Terörle mücadelede zannediyorum ki kalıp fikirlerden ve sloganlardan kendimizi soyutlayarak gerçekleri soğukkanlı bir şekilde irdelemeyiz.
Terör tırmandı diye AKP hükümetini itham etmek haksızlık olur. Hükümet TSK’nın bütçesini mi kıstı? Güneydoğu’da kuvvet yığmasına, operasyonlar yapmasına güvenlik bölgeleri ilan etmesine engel mi oldu? Bu soruların hiçbirine evet cevabı verilemez.

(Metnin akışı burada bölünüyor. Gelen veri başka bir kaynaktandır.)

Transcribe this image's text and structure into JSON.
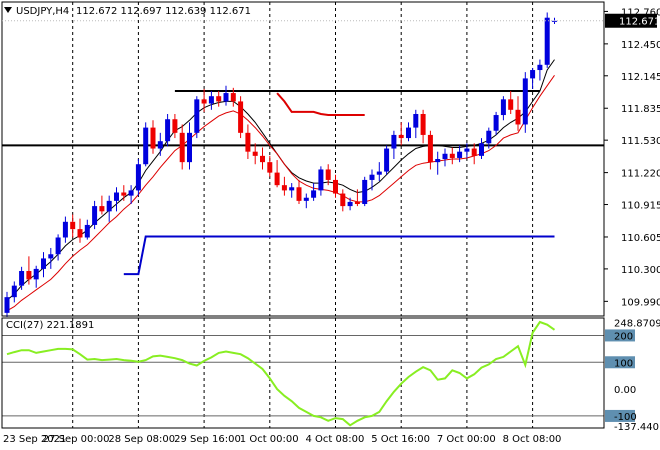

Ancak bazı siyasi hatalar yapılmadı değil. Bugün Irak hükümetini tek muhatap addediyoruz. Oysa PKK’ya karşı önlem alınmasına Irak hükümeti karar verse bile kararın uygulanmasını gerçekleştirecek olan otorite Kuzey Irak’taki Kürt yönetimidir. O yönetimin liderine ise aşiret reisi muamelesi yapıyoruz.
İyi de, o zaman hiç değilse tanıdığımız Irak devletinin cumhurbaşkanı olan ve Kuzey Irak’ta sözünü geçirebilecek güce sahip Talabani ile temas kurabilirdik. Ona da Cumhurbaşkanımız vetosunu koydu. Bu çelişkilerle akılcı bir politika gütmek imkánı pek kalmıyor.
* * *
Diğer taraftan Güneydoğu’daki operasyonların stratejik konseptinde, oradaki kuvvetlerimizin yapısında, kullanılan metotlarda ve teknolojide bazı değiklikler yapmak gerekip gerekmediğinin araştırılmasında da herhalde yarar vardır. Anlaşılan bu yönde adımlar atılmaya başlandı.
Kuzey Irak’a müdahale kuşkusuz daha karmaşık bir sorun. Bu konuda, karşılıklı beyanlara rağmen hükümet ile ordu arasında bir görüş ayrılığı olduğuna inanmakta güçlük çekiyorum. Genelkurmay’ın kapsamlı bir müdahalenin yaratacağı çok ciddi sorunların bilinci içinde bulunmadığı düşünülemez.
ABD’nin başına gelen aynen bizim başımıza gelebilir. Siyasi komplikasyonları göze alarak Kuzey Irak’a gireriz, fakat çıkamayız, orada bataklığa saplanırız, terör azalacağına artar. 15-20 kilometre genişliğinde bir tampon bölge kurmak amacı ile sınırlı bir operasyon daha gerçekçi olur, fakat yine bazı riskleri beraberinde getirir.
Siyasi zemininin çok iyi hazırlanması şarttır. BM Güvenlik Konseyi’ni toplantıya çağırarak karşılaştığımız terör tehdidi hakkında brifing vermek akla gelebilir, fakat oradan itidal tavsiyeleri çıkabileceğini de hesaba katmalıyız. Tampon bölgede konuşlanacak kuvvetlerimize karşı terör saldırıları tehlikesi de göz ardı edilemez.
Umarız 12 Haziran terör zirvesinden çıkan sonuç hükümetle Genelkurmay arasında yeni bir uyum ve koordinasyon devrinin başlangıcı olur. Seçimlerden önce de bir sınır ötesi operasyona girişilmez.